Incineration is one of the most expensive ways to generate electricity, costing four times as much per unit of energy as solar or onshore wind, twice as much as natural gas, and 25% more than coal.((Moon, D. (2021). The High Cost of Waste Incineration. Global Alliance for Incinerator Alternatives. www.doi.org/10.46556/RPKY2826)) It’s also highly inefficient. After taking the embedded energy in incinerated waste into account, analysis shows that WTE actually wastes more energy than it produces.((Morris, J. (2005). Comparative LCAs for curbside recycling versus either landfilling or incineration with energy recovery (12 pp).
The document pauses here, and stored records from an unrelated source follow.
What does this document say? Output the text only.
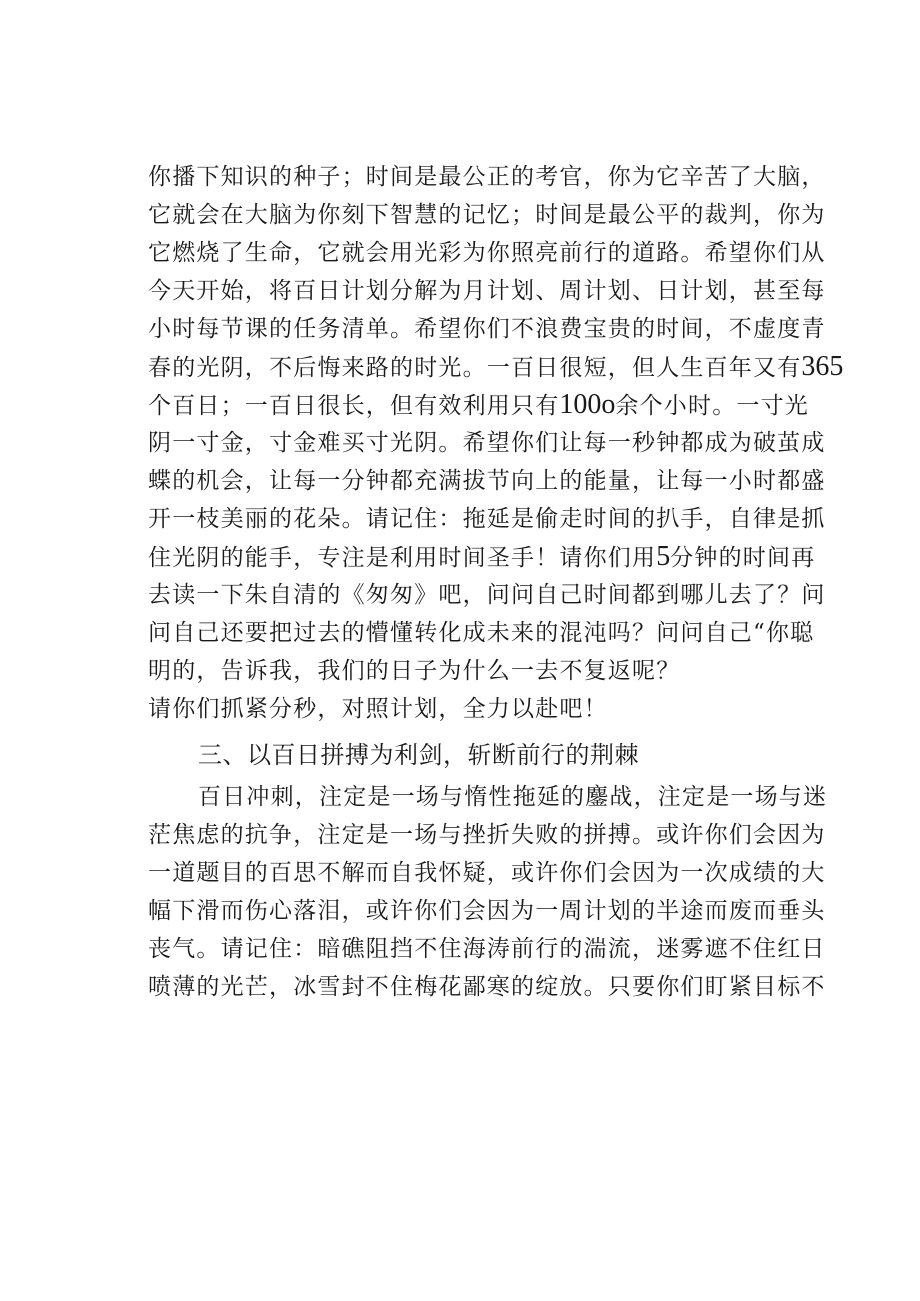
你播下知识的种子；时间是最公正的考官，你为它辛苦了大脑，
它就会在大脑为你刻下智慧的记忆；时间是最公平的裁判，你为
它燃烧了生命，它就会用光彩为你照亮前行的道路。希望你们从
今天开始，将百日计划分解为月计划、周计划、日计划，甚至每
小时每节课的任务清单。希望你们不浪费宝贵的时间，不虚度青
春的光阴，不后悔来路的时光。一百日很短，但人生百年又有365
个百日；一百日很长，但有效利用只有100o余个小时。一寸光
阴一寸金，寸金难买寸光阴。希望你们让每一秒钟都成为破茧成
蝶的机会，让每一分钟都充满拔节向上的能量，让每一小时都盛
开一枝美丽的花朵。请记住：拖延是偷走时间的扒手，自律是抓
住光阴的能手，专注是利用时间圣手！请你们用5分钟的时间再
去读一下朱自清的《匆匆》吧，问问自己时间都到哪儿去了？问
问自己还要把过去的懵懂转化成未来的混沌吗？问问自己“你聪
明的，告诉我，我们的日子为什么一去不复返呢？
请你们抓紧分秒，对照计划，全力以赴吧！
三、以百日拼搏为利剑，斩断前行的荆棘
百日冲刺，注定是一场与惰性拖延的鏖战，注定是一场与迷
茫焦虑的抗争，注定是一场与挫折失败的拼搏。或许你们会因为
一道题目的百思不解而自我怀疑，或许你们会因为一次成绩的大
幅下滑而伤心落泪，或许你们会因为一周计划的半途而废而垂头
丧气。请记住：暗礁阻挡不住海涛前行的湍流，迷雾遮不住红日
喷薄的光芒，冰雪封不住梅花鄙寒的绽放。只要你们盯紧目标不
The International Journal of Life Cycle Assessment, 10(4), 273-284. https://doi.org/10.1065/lca2004.09.180.10)) High costs and inefficiencies often lead to WTE facility closures, and can end up costing municipalities that use WTE considerable amounts to decommission and find waste management alternatives. Since 2000, 31 municipal solid waste incinerators in the US have closed, largely due to insufficient revenue to cover costs, and in some cases, cities have even been driven to bankruptcy by failed WTE projects.((The New School Tishman Environment and Design Center (2019). U.S. Solid Waste Incinerators: An Industry in Decline. https://grist.org/wp-content/uploads/2020/07/1ad71-cr_gaiareportfinal_05.21.pdf))((Tavernise, S. (2011, October 12). City Council in Harrisburg Files Petition of Bankruptcy.  The New York Times. https://www.nytimes.com/2011/10/13/us/harrisburg-pennsylvania-files-for-bankruptcy.html )) In turn, these costs are assumed by the public through taxes and high garbage bills, further burdening the low-income communities that are often exposed to facility emissions as discussed above.

All in all, incineration’s environmental and health impacts create new problems for plastic waste management while failing to compete economically with other, less carbon-intensive waste management strategies or energy generation technologies. These factors, coupled with the technology’s reliance on plastic waste make it a poor tool for tackling the plastics crisis.